In December 2022, Vietnam's Ministry of Industry and Trade signed an agreement with South Korea's Ministry of Trade, Industry and Energy to increase cooperation on rare earths and other core minerals, and help strengthen the global rare earths supply chain. Canada's Saskatchewan province has also been in talks with the country, sending a trade mission in December 2022 to look for opportunities to collaborate on "green energy, sustainable mining, and rare earths."

3. Brazil and Russia
Reserves: 21 million MT

Brazil and Russia are tied for third largest rare earths reserves globally. Brazil was not a major producer of rare earths in 2022, with production falling to a tiny 80 MT, even lower than its 2021 total of 500 MT. A rare earths deposit worth US$8.4 billion was found in 2012 in the country, although not much has come out of the discovery.

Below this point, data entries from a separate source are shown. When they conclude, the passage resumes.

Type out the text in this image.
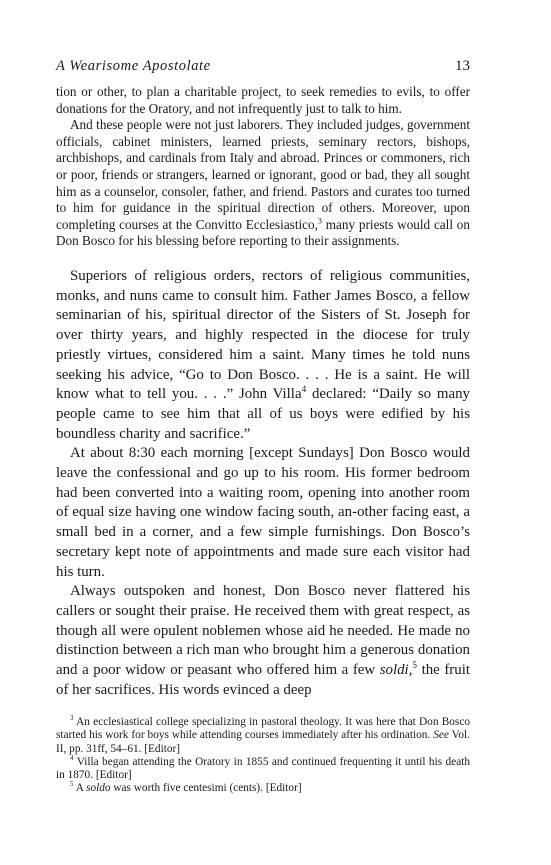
A Wearisome Apostolate	13

tion or other, to plan a charitable project, to seek remedies to evils, to offer donations for the Oratory, and not infrequently just to talk to him.

And these people were not just laborers. They included judges, government officials, cabinet ministers, learned priests, seminary rectors, bishops, archbishops, and cardinals from Italy and abroad. Princes or commoners, rich or poor, friends or strangers, learned or ignorant, good or bad, they all sought him as a counselor, consoler, father, and friend. Pastors and curates too turned to him for guidance in the spiritual direction of others. Moreover, upon completing courses at the Convitto Ecclesiastico,$^3$ many priests would call on Don Bosco for his blessing before reporting to their assignments.

Superiors of religious orders, rectors of religious communities, monks, and nuns came to consult him. Father James Bosco, a fellow seminarian of his, spiritual director of the Sisters of St. Joseph for over thirty years, and highly respected in the diocese for truly priestly virtues, considered him a saint. Many times he told nuns seeking his advice, “Go to Don Bosco. . . . He is a saint. He will know what to tell you. . . .” John Villa$^4$ declared: “Daily so many people came to see him that all of us boys were edified by his boundless charity and sacrifice.”

At about 8:30 each morning [except Sundays] Don Bosco would leave the confessional and go up to his room. His former bedroom had been converted into a waiting room, opening into another room of equal size having one window facing south, an-other facing east, a small bed in a corner, and a few simple furnishings. Don Bosco’s secretary kept note of appointments and made sure each visitor had his turn.

Always outspoken and honest, Don Bosco never flattered his callers or sought their praise. He received them with great respect, as though all were opulent noblemen whose aid he needed. He made no distinction between a rich man who brought him a generous donation and a poor widow or peasant who offered him a few soldi,$^5$ the fruit of her sacrifices. His words evinced a deep

$^3$ An ecclesiastical college specializing in pastoral theology. It was here that Don Bosco started his work for boys while attending courses immediately after his ordination. See Vol. II, pp. 31ff, 54–61. [Editor]

$^4$ Villa began attending the Oratory in 1855 and continued frequenting it until his death in 1870. [Editor]

$^5$ A soldo was worth five centesimi (cents). [Editor]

Russia produced 2,600 MT of rare earths in 2022, more than Brazil and Vietnam. The Russian government shared plans in 2020 to invest US$1.5 billion in order to compete with China in the rare earths market. Russia’s invasion of Ukraine has caused some concern over possible disruptions to the rare earths supply chain in the US and Europe, and it remains to be seen how the war will affect its at-home rare earths development plans as well.

4. India
Reserves: 6.9 million MT

India’s rare earths reserves sit at 6.9 million MT, and it produced 2,900 MT of rare earths in 2022. India has nearly 35 percent of the world’s beach and sand mineral deposits, which are significant sources of rare earths. The country's Department of Atomic Energy released a statement in December 2022 breaking down the country's production and refining.

5. Australia
Reserves: 4.2 million MT

While Australia was the third largest rare earths-mining country in 2022 at 18,000 MT of production, it has the fifth largest reserves in the world. Currently, its reserves stand at 4.2 million MT.

Rare earths have only been mined in Australia since 2007, but extraction is expected to increase moving forward. Lynas Rare Earths (ASX:LYC,OTC Pink:LYSCF) operates the Mount Weld mine and concentration plant in the country; it also runs a rare earths refining and processing facility in Malaysia. The company is considered the world’s largest non-Chinese rare earths supplier.

6. United States
Reserves: 2.3 million MT

While the US reported the second highest output of rare earths in 2022 at 43,000 MT, the country takes the sixth top spot in global rare earths reserves. Its reserves saw a big bump from 2021's total of 1.8 million MT.

Rare earths mining in the US now happens only at California’s Mountain Pass mine. In February 2021, President Joe Biden signed an executive order aimed at reviewing shortcomings in America’s domestic supply chains for rare earths, medical devices, computer chips and other critical resources. The next month, the US Department of Energy announced a US$30 million initiative to research and secure domestic supply chains for rare earths and battery metals such as cobalt and lithium. The government released a follow-up fact sheet about the progress made in these initiatives in February 2022.

7. Greenland
Reserves: 1.5 million MT

Although Greenland’s rare earths reserves number is close to that of the US, the island nation hasn’t made much of an effort to bring them into production. The country’s current government ran on a platform that included canceling Greenland's only (and highly controversial) rare earths-mining project, Energy Transition Minerals' (ASX:ETM,OTC Pink:GDLNF) Kvanefjeld. The government followed through with rejecting the project's exploitation license, and the company's request for interim orders against the decision was declined in September 2022.